Zusätze wie Stabilisatoren müssen bei der Proteinformulierung spezielle Anforderungen erfüllen. Stabilisatoren dürfen nicht immunogen oder reaktiv sein und müssen den Wirkstoff in seiner nativen Struktur erhalten. Diese eng gesteckten Kriterien führen dazu, dass nur eine geringe Zahl an Hilfsstoffen bei der Proteinformulierung infrage kommt.
Tipps für die Praxis
„Der Informationsbedarf über die richtige Handhabung von rekombinanten Arzneimitteln ist hoch“, sagte Privatdozentin Dr. Irene Krämer vom Universitätsklinikum Mainz. Starkes Schütteln beim Auflösen von lyophylisierten Produkten ist ebenso zu vermeiden wie eine Lichtexposition oder lange Unterbrechung der Kühlung.

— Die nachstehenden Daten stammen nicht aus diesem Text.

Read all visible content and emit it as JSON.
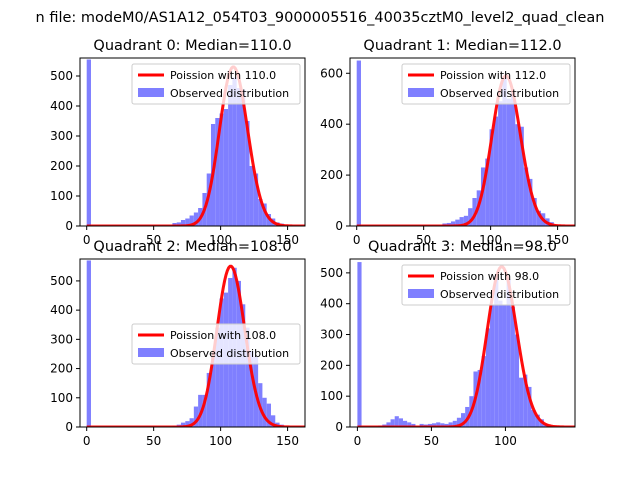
{
  "figure": {
    "suptitle": "n file: modeM0/AS1A12_054T03_9000005516_40035cztM0_level2_quad_clean"
  },
  "colors": {
    "fit_line": "#ff0000",
    "histogram": "#7f7fff"
  },
  "chart_data": [
    {
      "type": "bar",
      "title": "Quadrant 0: Median=110.0",
      "legend_position": "upper right",
      "legend": [
        "Poission with 110.0",
        "Observed distribution"
      ],
      "xlim": [
        -5,
        163
      ],
      "ylim": [
        0,
        560
      ],
      "xticks": [
        0,
        50,
        100,
        150
      ],
      "yticks": [
        0,
        100,
        200,
        300,
        400,
        500
      ],
      "poisson_mean": 110.0,
      "poisson_peak": 530,
      "bin_width": 3.2,
      "bins": [
        {
          "x": 0,
          "y": 555
        },
        {
          "x": 64,
          "y": 10
        },
        {
          "x": 67.2,
          "y": 12
        },
        {
          "x": 70.4,
          "y": 20
        },
        {
          "x": 73.6,
          "y": 25
        },
        {
          "x": 76.8,
          "y": 35
        },
        {
          "x": 80,
          "y": 45
        },
        {
          "x": 83.2,
          "y": 60
        },
        {
          "x": 86.4,
          "y": 110
        },
        {
          "x": 89.6,
          "y": 175
        },
        {
          "x": 92.8,
          "y": 340
        },
        {
          "x": 96,
          "y": 360
        },
        {
          "x": 99.2,
          "y": 375
        },
        {
          "x": 102.4,
          "y": 390
        },
        {
          "x": 105.6,
          "y": 470
        },
        {
          "x": 108.8,
          "y": 495
        },
        {
          "x": 112,
          "y": 460
        },
        {
          "x": 115.2,
          "y": 455
        },
        {
          "x": 118.4,
          "y": 350
        },
        {
          "x": 121.6,
          "y": 200
        },
        {
          "x": 124.8,
          "y": 175
        },
        {
          "x": 128,
          "y": 90
        },
        {
          "x": 131.2,
          "y": 75
        },
        {
          "x": 134.4,
          "y": 40
        },
        {
          "x": 137.6,
          "y": 25
        },
        {
          "x": 140.8,
          "y": 12
        },
        {
          "x": 144,
          "y": 8
        }
      ],
      "series": [
        {
          "name": "Poission with 110.0",
          "type": "line"
        },
        {
          "name": "Observed distribution",
          "type": "bar"
        }
      ]
    },
    {
      "type": "bar",
      "title": "Quadrant 1: Median=112.0",
      "legend_position": "upper right",
      "legend": [
        "Poission with 112.0",
        "Observed distribution"
      ],
      "xlim": [
        -5,
        163
      ],
      "ylim": [
        0,
        660
      ],
      "xticks": [
        0,
        50,
        100,
        150
      ],
      "yticks": [
        0,
        200,
        400,
        600
      ],
      "poisson_mean": 112.0,
      "poisson_peak": 590,
      "bin_width": 3.2,
      "bins": [
        {
          "x": 0,
          "y": 650
        },
        {
          "x": 64,
          "y": 10
        },
        {
          "x": 67.2,
          "y": 12
        },
        {
          "x": 70.4,
          "y": 18
        },
        {
          "x": 73.6,
          "y": 25
        },
        {
          "x": 76.8,
          "y": 35
        },
        {
          "x": 80,
          "y": 40
        },
        {
          "x": 83.2,
          "y": 70
        },
        {
          "x": 86.4,
          "y": 110
        },
        {
          "x": 89.6,
          "y": 140
        },
        {
          "x": 92.8,
          "y": 230
        },
        {
          "x": 96,
          "y": 265
        },
        {
          "x": 99.2,
          "y": 380
        },
        {
          "x": 102.4,
          "y": 430
        },
        {
          "x": 105.6,
          "y": 490
        },
        {
          "x": 108.8,
          "y": 585
        },
        {
          "x": 112,
          "y": 500
        },
        {
          "x": 115.2,
          "y": 525
        },
        {
          "x": 118.4,
          "y": 400
        },
        {
          "x": 121.6,
          "y": 390
        },
        {
          "x": 124.8,
          "y": 230
        },
        {
          "x": 128,
          "y": 185
        },
        {
          "x": 131.2,
          "y": 110
        },
        {
          "x": 134.4,
          "y": 60
        },
        {
          "x": 137.6,
          "y": 50
        },
        {
          "x": 140.8,
          "y": 30
        },
        {
          "x": 144,
          "y": 15
        }
      ],
      "series": [
        {
          "name": "Poission with 112.0",
          "type": "line"
        },
        {
          "name": "Observed distribution",
          "type": "bar"
        }
      ]
    },
    {
      "type": "bar",
      "title": "Quadrant 2: Median=108.0",
      "legend_position": "center right",
      "legend": [
        "Poission with 108.0",
        "Observed distribution"
      ],
      "xlim": [
        -5,
        163
      ],
      "ylim": [
        0,
        575
      ],
      "xticks": [
        0,
        50,
        100,
        150
      ],
      "yticks": [
        0,
        100,
        200,
        300,
        400,
        500
      ],
      "poisson_mean": 108.0,
      "poisson_peak": 550,
      "bin_width": 3.2,
      "bins": [
        {
          "x": 0,
          "y": 570
        },
        {
          "x": 64,
          "y": 5
        },
        {
          "x": 67.2,
          "y": 8
        },
        {
          "x": 70.4,
          "y": 15
        },
        {
          "x": 73.6,
          "y": 20
        },
        {
          "x": 76.8,
          "y": 30
        },
        {
          "x": 80,
          "y": 70
        },
        {
          "x": 83.2,
          "y": 110
        },
        {
          "x": 86.4,
          "y": 110
        },
        {
          "x": 89.6,
          "y": 185
        },
        {
          "x": 92.8,
          "y": 240
        },
        {
          "x": 96,
          "y": 340
        },
        {
          "x": 99.2,
          "y": 440
        },
        {
          "x": 102.4,
          "y": 460
        },
        {
          "x": 105.6,
          "y": 510
        },
        {
          "x": 108.8,
          "y": 545
        },
        {
          "x": 112,
          "y": 500
        },
        {
          "x": 115.2,
          "y": 420
        },
        {
          "x": 118.4,
          "y": 340
        },
        {
          "x": 121.6,
          "y": 260
        },
        {
          "x": 124.8,
          "y": 240
        },
        {
          "x": 128,
          "y": 150
        },
        {
          "x": 131.2,
          "y": 100
        },
        {
          "x": 134.4,
          "y": 80
        },
        {
          "x": 137.6,
          "y": 40
        },
        {
          "x": 140.8,
          "y": 15
        },
        {
          "x": 144,
          "y": 8
        }
      ],
      "series": [
        {
          "name": "Poission with 108.0",
          "type": "line"
        },
        {
          "name": "Observed distribution",
          "type": "bar"
        }
      ]
    },
    {
      "type": "bar",
      "title": "Quadrant 3: Median=98.0",
      "legend_position": "upper right",
      "legend": [
        "Poission with 98.0",
        "Observed distribution"
      ],
      "xlim": [
        -5,
        147
      ],
      "ylim": [
        0,
        545
      ],
      "xticks": [
        0,
        50,
        100
      ],
      "yticks": [
        0,
        100,
        200,
        300,
        400,
        500
      ],
      "poisson_mean": 98.0,
      "poisson_peak": 520,
      "bin_width": 2.8,
      "bins": [
        {
          "x": 0,
          "y": 535
        },
        {
          "x": 14,
          "y": 5
        },
        {
          "x": 16.8,
          "y": 8
        },
        {
          "x": 19.6,
          "y": 15
        },
        {
          "x": 22.4,
          "y": 25
        },
        {
          "x": 25.2,
          "y": 35
        },
        {
          "x": 28,
          "y": 28
        },
        {
          "x": 30.8,
          "y": 20
        },
        {
          "x": 33.6,
          "y": 15
        },
        {
          "x": 36.4,
          "y": 10
        },
        {
          "x": 42,
          "y": 10
        },
        {
          "x": 44.8,
          "y": 8
        },
        {
          "x": 47.6,
          "y": 10
        },
        {
          "x": 50.4,
          "y": 12
        },
        {
          "x": 53.2,
          "y": 15
        },
        {
          "x": 56,
          "y": 12
        },
        {
          "x": 58.8,
          "y": 10
        },
        {
          "x": 61.6,
          "y": 15
        },
        {
          "x": 64.4,
          "y": 20
        },
        {
          "x": 67.2,
          "y": 30
        },
        {
          "x": 70,
          "y": 45
        },
        {
          "x": 72.8,
          "y": 65
        },
        {
          "x": 75.6,
          "y": 100
        },
        {
          "x": 78.4,
          "y": 180
        },
        {
          "x": 81.2,
          "y": 185
        },
        {
          "x": 84,
          "y": 230
        },
        {
          "x": 86.8,
          "y": 320
        },
        {
          "x": 89.6,
          "y": 395
        },
        {
          "x": 92.4,
          "y": 490
        },
        {
          "x": 95.2,
          "y": 410
        },
        {
          "x": 98,
          "y": 395
        },
        {
          "x": 100.8,
          "y": 480
        },
        {
          "x": 103.6,
          "y": 390
        },
        {
          "x": 106.4,
          "y": 300
        },
        {
          "x": 109.2,
          "y": 160
        },
        {
          "x": 112,
          "y": 170
        },
        {
          "x": 114.8,
          "y": 130
        },
        {
          "x": 117.6,
          "y": 55
        },
        {
          "x": 120.4,
          "y": 40
        },
        {
          "x": 123.2,
          "y": 25
        },
        {
          "x": 126,
          "y": 10
        },
        {
          "x": 128.8,
          "y": 5
        }
      ],
      "series": [
        {
          "name": "Poission with 98.0",
          "type": "line"
        },
        {
          "name": "Observed distribution",
          "type": "bar"
        }
      ]
    }
  ]
}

Zur Kühlung empfahl Krämer Apothekenkühlschränke mit kontinuierlicher 24-Stunden-Temperatur-Überwachung und integriertem Alarmsystem. Sei dies nicht vorhanden, sollten die Kühlschränke zumindest über ein Minimum-Maximum-Thermometer verfügen, das mindestens einmal pro Tag zu kontrollieren sei. Käme es im Krankenhaus zum Ausfall des Kühlsystems, müsse im Einzelfall je nach Dauer der erhöhten Lagertemperatur entschieden werden, ob das Medikament noch verwendet werden kann. Unter Umständen sei die Vernichtung des gesamten Vorrats oder die Änderung des Verfalldatums notwendig. Bei der Abgabe von biopharmazeutischen Medikamenten an den Patienten seien Kühltaschen zum Transport sinnvoll. Vor Importen von rekombinanten Arzneimitteln warnte die Krankenhausapothekerin. Durch die langen Vertriebswege wäre die Sicherheit des Produkts infrage gestellt.